FRIDAY, NOVEMBER 25, 2005


BERLIN Germany's new government moved quickly this week to re-establish its central role in European politics, reaching out to the new states of the European Union and negotiating with Britain for a quick agreement on an EU budget.

Chancellor Angela Merkel - who took office on Tuesday and visited Paris and Brussels on Wednesday - met in London on Thursday with Prime Minister Tony Blair, who is also chairman of the EU's rotating presidency and is preparing budget proposals for a European summit meeting next month.

Negotiations over the EU budget collapsed in acrimony in June as Britain and France clashed over subsidies. London refused to consider revisions to the budget rebate it has been receiving since 1984 unless there were sweeping changes in the Common Agricultural Policy, which subsidizes Europe's agricultural sector. France, the policy's main beneficiary, refused to budge on the subsidies. More than 40 percent of the EU's 101 billion budget is allocated to agriculture.

In Berlin on Thursday, Foreign Minister Frank-Walter Steinmeier met his Estonian counterpart, Urmas Paet, before traveling to the Netherlands, and he plans to visit Italy and Spain on Friday. On Saturday, Steinmeier will meet the Czech foreign minister in Berlin and then go to New York and Washington next week.

After his talks with Steinmeier, Paet said that further delays in reaching agreement on a budget would hamper Estonia's efforts to implement projects that require EU financing. "The structural funds are very important to us," he said. "We would like a deal as soon as possible." EU structural funds provide generous financing for modernizing infrastructure.

Merkel will visit Poland next week, which is also eager for agreement on an EU budget for the period of 2007 to 2013. "A budget agreement is very important for the new member states," Steinmeier said. "Germany will mediate. It wants a solution for the EU budget."

As a net contributor, paying in more than it receives, Germany will continue to fight hard for a cap on EU spending, particularly since the new coalition government is committed to getting its own budget under control through savings of 37 billion by 2007.

So far, nobody has any idea what budget proposals Blair plans to make, and Paet said he was disappointed that Blair had not yet presented any. "Britain might present them on December 6. But that does not give us much time before the summit, especially if there are big changes," Paet said.

One thing Germany and the new member states fear is that the basic budget proposals presented at last June's summit will be rejected by Sweden and the Netherlands. Both countries, which are net contributors and no longer benefit from structural funds, want budget spending to shift to research and development as well as justice and interior affairs.

The new member states oppose such proposals and are working on a joint letter urging EU leaders to clinch a deal on the EU budget next month, Kazimierz Marcinkiewicz, the Polish prime minister, said Thursday in London.

Now it appears that they can expect strong support from the new German government for that aim.

Merkel also seemed to set a new tone in Germany's relations with new EU members in her meetings with French and EU leaders this week.

She made it clear to President Jacques Chirac of France that the new member states "had to feel they were secure in the EU." That was an indirect reference to the perception that these countries looked more to the United States than to Europe for their security.

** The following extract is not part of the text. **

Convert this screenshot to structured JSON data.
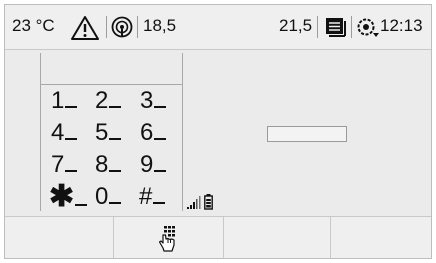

Chirac criticized some of them for supporting the U.S.-led war against Iraq, and advised new members at an EU summit meeting two years ago to "shut up" over issues about which they knew nothing.

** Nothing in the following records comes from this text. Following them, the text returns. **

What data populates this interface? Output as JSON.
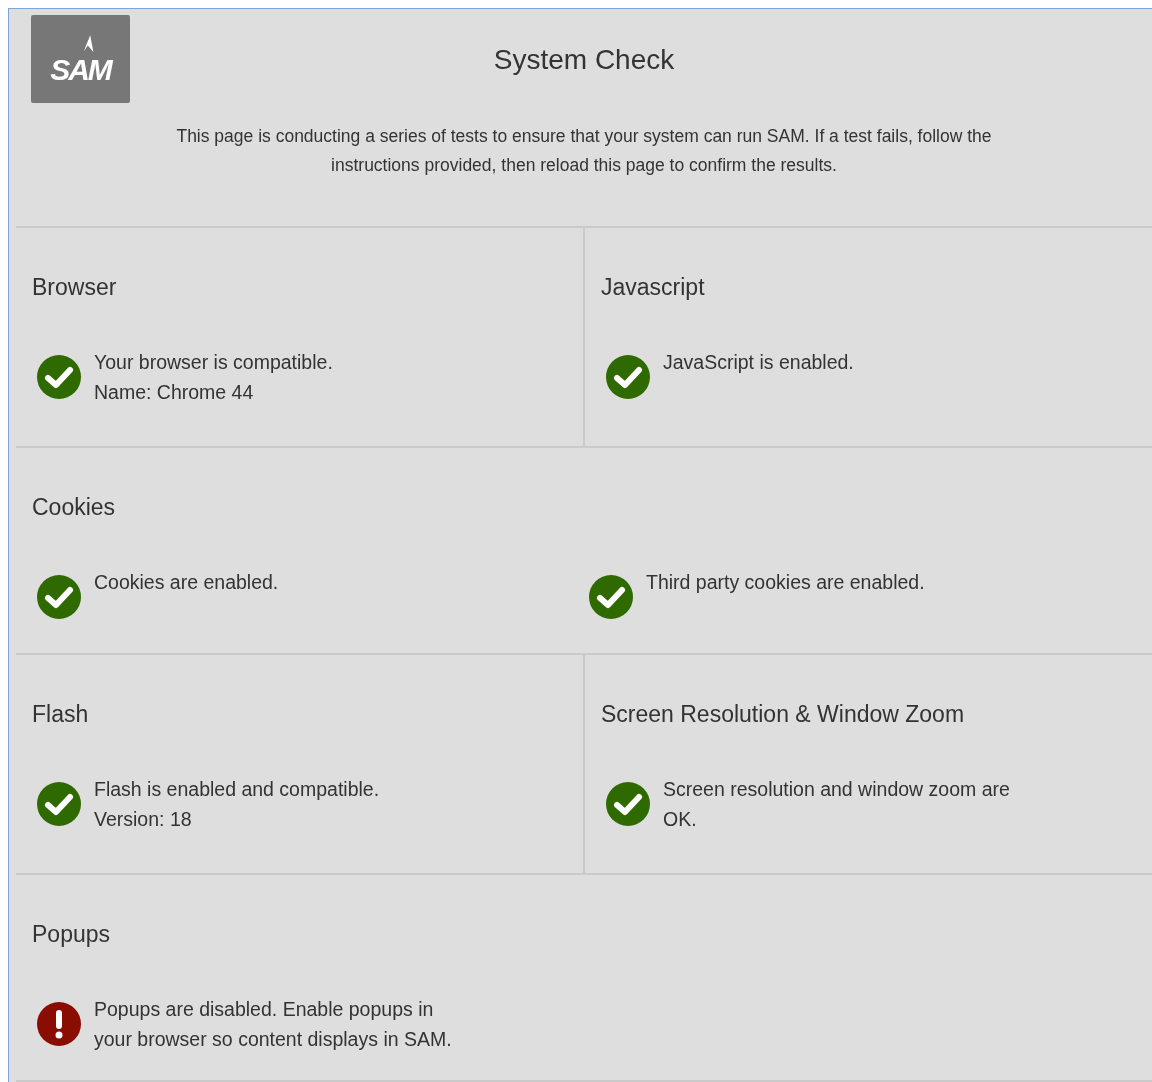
{
  "header": {
    "logo": "SAM",
    "title": "System Check",
    "intro": [
      "This page is conducting a series of tests to ensure that your system can run SAM. If a test fails, follow the",
      "instructions provided, then reload this page to confirm the results."
    ]
  },
  "sections": [
    {
      "kind": "split",
      "cells": [
        {
          "title": "Browser",
          "results": [
            {
              "kind": "pass",
              "lines": [
                "Your browser is compatible.",
                "Name: Chrome 44"
              ]
            }
          ]
        },
        {
          "title": "Javascript",
          "results": [
            {
              "kind": "pass",
              "lines": [
                "JavaScript is enabled."
              ]
            }
          ]
        }
      ]
    },
    {
      "kind": "full",
      "title": "Cookies",
      "results": [
        {
          "kind": "pass",
          "lines": [
            "Cookies are enabled."
          ]
        },
        {
          "kind": "pass",
          "lines": [
            "Third party cookies are enabled."
          ]
        }
      ]
    },
    {
      "kind": "split",
      "cells": [
        {
          "title": "Flash",
          "results": [
            {
              "kind": "pass",
              "lines": [
                "Flash is enabled and compatible.",
                "Version: 18"
              ]
            }
          ]
        },
        {
          "title": "Screen Resolution & Window Zoom",
          "results": [
            {
              "kind": "pass",
              "lines": [
                "Screen resolution and window zoom are",
                "OK."
              ]
            }
          ]
        }
      ]
    },
    {
      "kind": "full",
      "title": "Popups",
      "results": [
        {
          "kind": "fail",
          "lines": [
            "Popups are disabled. Enable popups in",
            "your browser so content displays in SAM."
          ]
        }
      ]
    }
  ]
}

Merkel's predecessor, Gerhard Schröder, allied himself with France and Russia against the U.S.-led war in Iraq, and several of the new member states concluded that he was more interested in cultivating a relationship with Russia than in defending the interests of former Soviet satellites. Some also concluded that Germany was less interested in using its close relationship with France to further European integration.

But while Chirac could rely on Schröder in the past to criticize Britain over the rebate issue, Merkel has made it clear she was not prepared to place the blame squarely on Britain for last June's budget failure.

"We need a reliable framework that is valid, particularly for the new member states, but also for the Eastern German states," she said, adding that the British rebate was part of the "complex compendium."

The rebate is now worth 4 billion and could swell to 7 billion by next year, according to commission estimates.